Or, le point décisif pour ce qui nous concerne ici est le suivant : à un haut degré d’abstraction, le rapport-dissociation est, en tant qu’autre du rapport-valeur, tout aussi socio-historiquement et négativement déterminé que lui. Il est un principe social traversant tous les plans et domaines de la société, et on ne peut par conséquent le répartir machinalement entre les sphères du privé et du public, de la production et de la reproduction. Certes, il comprend les activités de la reproduction qu’on ne parvient pas à faire entrer dans la logique du travail abstrait, mais il ne s’arrête pas là. Pour s’en convaincre, il suffit d’observer l’évolution historique interne de la dissociation-valeur. Les femmes sont aujourd’hui « doublement socialisées », comme dit Regina Becker-Schmidt.

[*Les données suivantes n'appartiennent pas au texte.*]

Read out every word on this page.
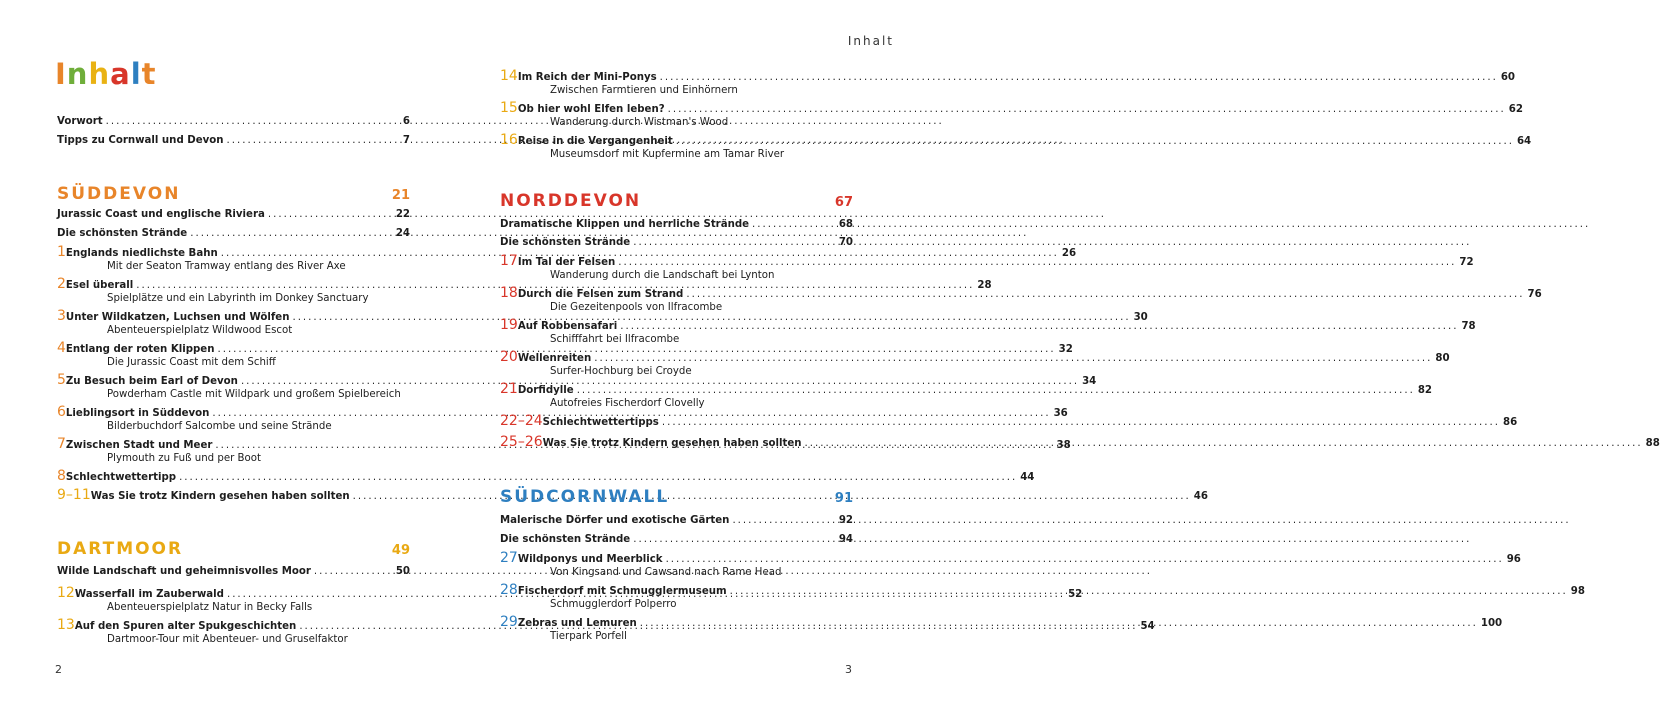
Inhalt
Vorwort .....	6
Tipps zu Cornwall und Devon .....	7
SÜDDEVON	21
Jurassic Coast und englische Riviera .....	22
Die schönsten Strände .....	24
1 Englands niedlichste Bahn .....	26
Mit der Seaton Tramway entlang des River Axe
2 Esel überall .....	28
Spielplätze und ein Labyrinth im Donkey Sanctuary
3 Unter Wildkatzen, Luchsen und Wölfen .....	30
Abenteuerspielplatz Wildwood Escot
4 Entlang der roten Klippen .....	32
Die Jurassic Coast mit dem Schiff
5 Zu Besuch beim Earl of Devon .....	34
Powderham Castle mit Wildpark und großem Spielbereich
6 Lieblingsort in Süddevon .....	36
Bilderbuchdorf Salcombe und seine Strände
7 Zwischen Stadt und Meer .....	38
Plymouth zu Fuß und per Boot
8 Schlechtwettertipp .....	44
9–11 Was Sie trotz Kindern gesehen haben sollten .....	46
DARTMOOR	49
Wilde Landschaft und geheimnisvolles Moor .....	50
12 Wasserfall im Zauberwald .....	52
Abenteuerspielplatz Natur in Becky Falls
13 Auf den Spuren alter Spukgeschichten .....	54
Dartmoor-Tour mit Abenteuer- und Gruselfaktor
2
Inhalt
14 Im Reich der Mini-Ponys .....	60
Zwischen Farmtieren und Einhörnern
15 Ob hier wohl Elfen leben? .....	62
Wanderung durch Wistman's Wood
16 Reise in die Vergangenheit .....	64
Museumsdorf mit Kupfermine am Tamar River
NORDDEVON	67
Dramatische Klippen und herrliche Strände .....	68
Die schönsten Strände .....	70
17 Im Tal der Felsen .....	72
Wanderung durch die Landschaft bei Lynton
18 Durch die Felsen zum Strand .....	76
Die Gezeitenpools von Ilfracombe
19 Auf Robbensafari .....	78
Schifffahrt bei Ilfracombe
20 Wellenreiten .....	80
Surfer-Hochburg bei Croyde
21 Dorfidylle .....	82
Autofreies Fischerdorf Clovelly
22–24 Schlechtwettertipps .....	86
25–26 Was Sie trotz Kindern gesehen haben sollten .....	88
SÜDCORNWALL	91
Malerische Dörfer und exotische Gärten .....	92
Die schönsten Strände .....	94
27 Wildponys und Meerblick .....	96
Von Kingsand und Cawsand nach Rame Head
28 Fischerdorf mit Schmugglermuseum .....	98
Schmugglerdorf Polperro
29 Zebras und Lemuren .....	100
Tierpark Porfell
3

Autrement dit, bien qu’elles se soient dans une large mesure intégrées à la société « officielle » du travail abstrait et de l’espace public bourgeois, elles n’en demeurent pas moins en charge du ménage et des enfants, doivent se battre davantage que les hommes pour atteindre les échelons supérieurs et gagnent en moyenne moins que les hommes, malgré le fait qu’elles les aient rattrapés en termes de niveau d’études. La structure de la dissociation-valeur s’est transformée mais, dans le principe, elle existe toujours.

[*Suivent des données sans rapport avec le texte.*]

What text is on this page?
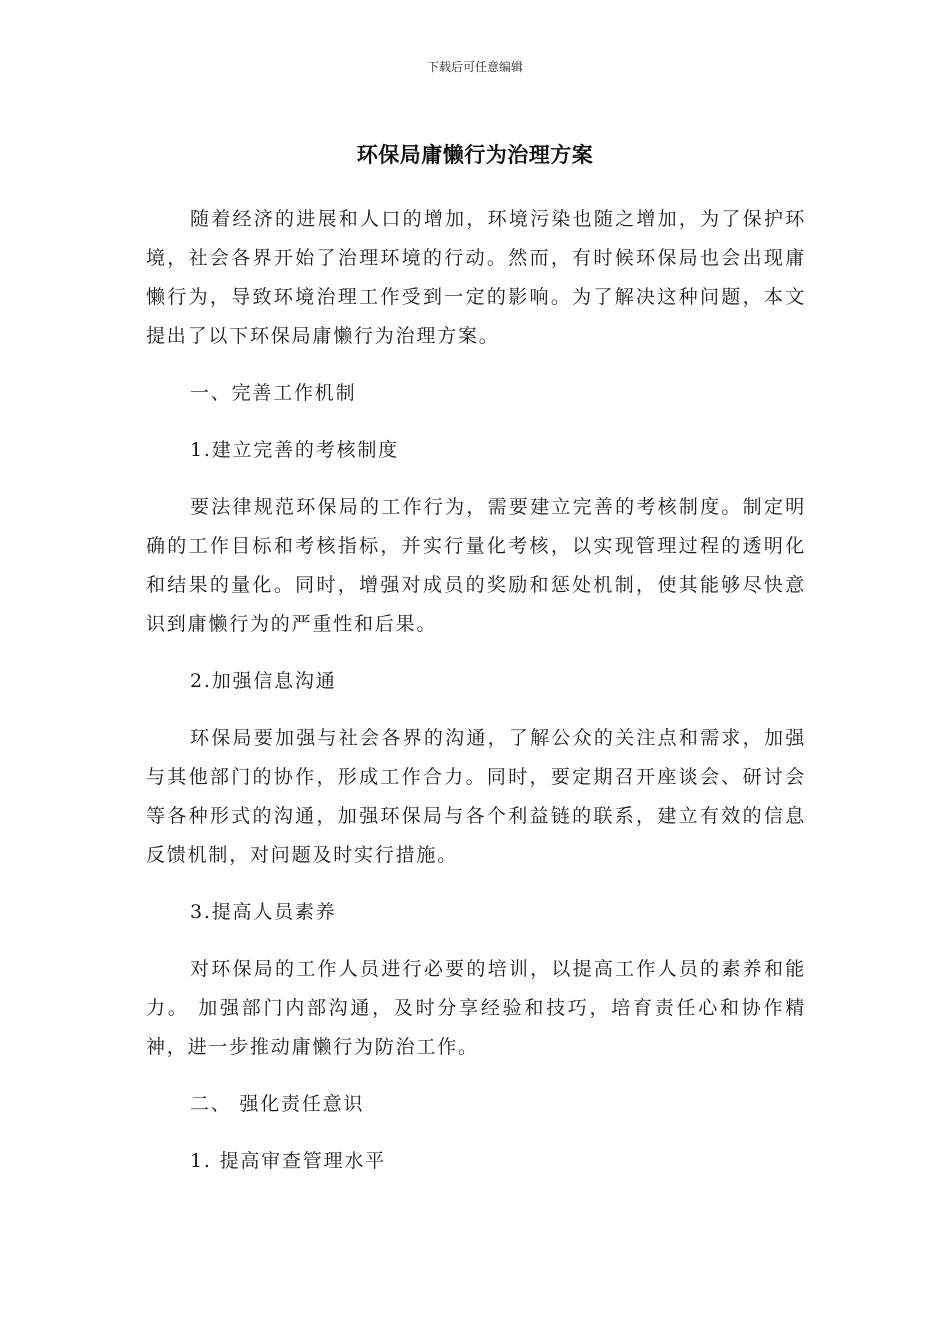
下载后可任意编辑
环保局庸懒行为治理方案

随着经济的进展和人口的增加，环境污染也随之增加，为了保护环境，社会各界开始了治理环境的行动。然而，有时候环保局也会出现庸懒行为，导致环境治理工作受到一定的影响。为了解决这种问题，本文提出了以下环保局庸懒行为治理方案。

一、完善工作机制

1.建立完善的考核制度

要法律规范环保局的工作行为，需要建立完善的考核制度。制定明确的工作目标和考核指标，并实行量化考核，以实现管理过程的透明化和结果的量化。同时，增强对成员的奖励和惩处机制，使其能够尽快意识到庸懒行为的严重性和后果。

2.加强信息沟通

环保局要加强与社会各界的沟通，了解公众的关注点和需求，加强与其他部门的协作，形成工作合力。同时，要定期召开座谈会、研讨会等各种形式的沟通，加强环保局与各个利益链的联系，建立有效的信息反馈机制，对问题及时实行措施。

3.提高人员素养

对环保局的工作人员进行必要的培训，以提高工作人员的素养和能力。 加强部门内部沟通，及时分享经验和技巧，培育责任心和协作精神，进一步推动庸懒行为防治工作。

二、 强化责任意识

1. 提高审查管理水平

Que la dissociation soit un moment de la socialisation négative, voilà qui ressort également des tout derniers développements de la situation d’ensemble. Les anciennes représentations bourgeoises des sexes ne sont plus adaptées au « turbocapitalisme » et à son implacable exigence de flexibilité : on assiste à la formation d’identités flexi-contraintes, qui continuent néanmoins de se penser en termes de genres distincts et spécifiques, alors même que l’image traditionnelle de la femme est obsolète. De surcroît, certaines études sur le thème « mondialisation et rapport entre les sexes » tendent à montrer que l’époque est révolue où les femmes paraissaient avoir (ou plutôt avaient effectivement en partie) conquis davantage de liberté à l’intérieur du système. La mondialisation s’accompagne désormais d’une « barbarisation du patriarcat » caractérisée par de nouvelles formes de sexisme.

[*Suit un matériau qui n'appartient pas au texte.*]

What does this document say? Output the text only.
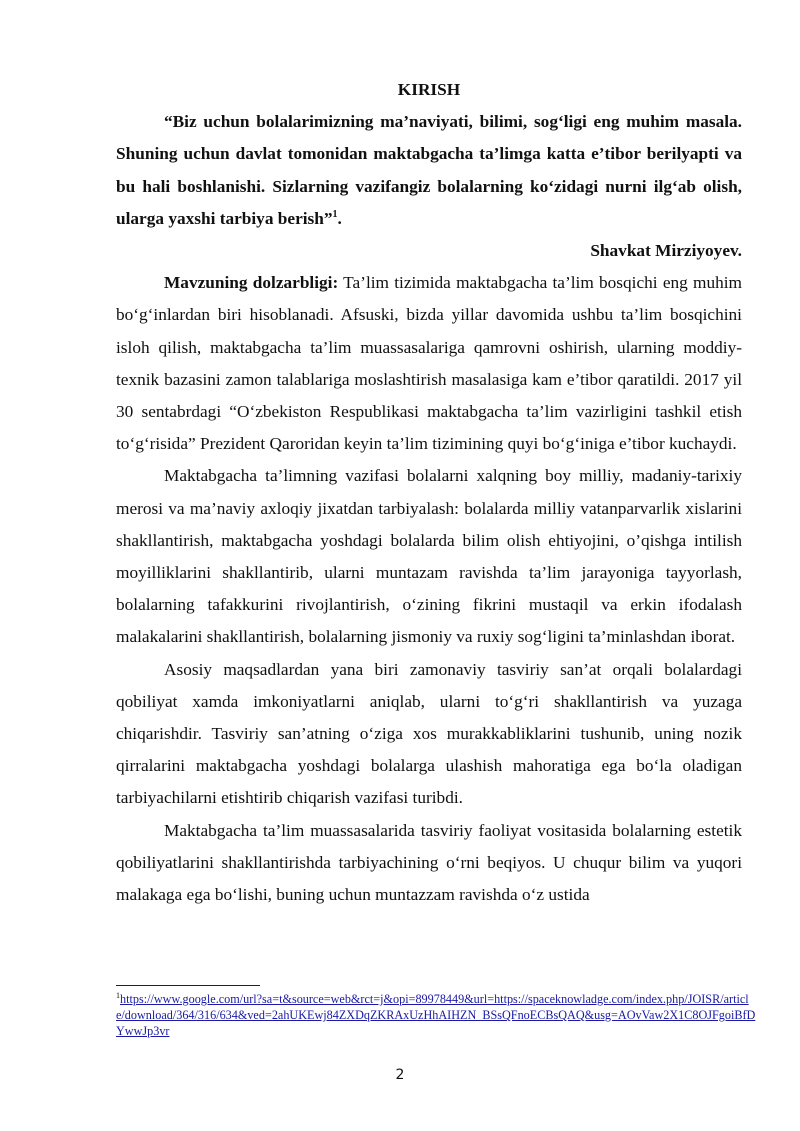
KIRISH

“Biz uchun bolalarimizning ma’naviyati, bilimi, sog‘ligi eng muhim masala. Shuning uchun davlat tomonidan maktabgacha ta’limga katta e’tibor berilyapti va bu hali boshlanishi. Sizlarning vazifangiz bolalarning ko‘zidagi nurni ilg‘ab olish, ularga yaxshi tarbiya berish”$^1$.

Shavkat Mirziyoyev.

Mavzuning dolzarbligi: Ta’lim tizimida maktabgacha ta’lim bosqichi eng muhim bo‘g‘inlardan biri hisoblanadi. Afsuski, bizda yillar davomida ushbu ta’lim bosqichini isloh qilish, maktabgacha ta’lim muassasalariga qamrovni oshirish, ularning moddiy-texnik bazasini zamon talablariga moslashtirish masalasiga kam e’tibor qaratildi. 2017 yil 30 sentabrdagi “O‘zbekiston Respublikasi maktabgacha ta’lim vazirligini tashkil etish to‘g‘risida” Prezident Qaroridan keyin ta’lim tizimining quyi bo‘g‘iniga e’tibor kuchaydi.

Maktabgacha ta’limning vazifasi bolalarni xalqning boy milliy, madaniy-tarixiy merosi va ma’naviy axloqiy jixatdan tarbiyalash: bolalarda milliy vatanparvarlik xislarini shakllantirish, maktabgacha yoshdagi bolalarda bilim olish ehtiyojini, o’qishga intilish moyilliklarini shakllantirib, ularni muntazam ravishda ta’lim jarayoniga tayyorlash, bolalarning tafakkurini rivojlantirish, o‘zining fikrini mustaqil va erkin ifodalash malakalarini shakllantirish, bolalarning jismoniy va ruxiy sog‘ligini ta’minlashdan iborat.

Asosiy maqsadlardan yana biri zamonaviy tasviriy san’at orqali bolalardagi qobiliyat xamda imkoniyatlarni aniqlab, ularni to‘g‘ri shakllantirish va yuzaga chiqarishdir. Tasviriy san’atning o‘ziga xos murakkabliklarini tushunib, uning nozik qirralarini maktabgacha yoshdagi bolalarga ulashish mahoratiga ega bo‘la oladigan tarbiyachilarni etishtirib chiqarish vazifasi turibdi.

Maktabgacha ta’lim muassasalarida tasviriy faoliyat vositasida bolalarning estetik qobiliyatlarini shakllantirishda tarbiyachining o‘rni beqiyos. U chuqur bilim va yuqori malakaga ega bo‘lishi, buning uchun muntazzam ravishda o‘z ustida

$^1$https://www.google.com/url?sa=t&source=web&rct=j&opi=89978449&url=https://spaceknowladge.com/index.php/JOISR/article/download/364/316/634&ved=2ahUKEwj84ZXDqZKRAxUzHhAIHZN_BSsQFnoECBsQAQ&usg=AOvVaw2X1C8OJFgoiBfDYwwJp3vr
2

La dissociation-valeur s’affranchit en quelque sorte des supports institutionnels rigides que représentaient la famille et la vie professionnelle, mais la hiérarchie entre les sexes n’en disparaît pas pour autant à la faveur du recul de l’Etat social et des mesures contraignantes prises par l’administration de crise. Il s’agit simplement d’une reconfiguration des anciennes structures d’affect. S’il en était autrement, on ne verrait pas les femmes prendre en charge, comme auparavant, les activités dissociées de la reproduction et les attributions correspondantes. L’ex-ministre de la famille Ursula von der Leyen en constitue la parfaite illustration, puisqu’il semble bien qu’elle soit tout à la fois mère de plusieurs enfants et médecin, membre du gouvernement, infirmière pour ses vieux parents et j’en passe. Par ailleurs, l’image traditionnelle de la femme redevient le dernier recours, y compris chez des carriéristes des médias actuels comme Eva Herman, qui, une fois de plus, a proclamé le « principe d’Eve » et obtenu grâce à lui un best-seller. Profondément enracinées dans la structure même du capitalisme, les identités ne peuvent manifestement pas être évacuées au moyen d’une simple déconstruction superficielle, comme l’avaient cru maintes chercheuses en gender studies. Paradoxalement, la « double socialisation » des femmes s’avère fonctionnelle. Ainsi, par exemple, les réseaux d’entraide s’efforçant de gérer la crise dans le tiers monde sont-ils essentiellement portés par des femmes, ce qui n’empêche pas qu’en règle générale, à l’heure de l’économie en flux tendu, les activités de la reproduction se retrouvent plus que jamais au bas de l’échelle. Elles constituent une sorte de rebut que l’on assigne aux femmes doublement socialisées.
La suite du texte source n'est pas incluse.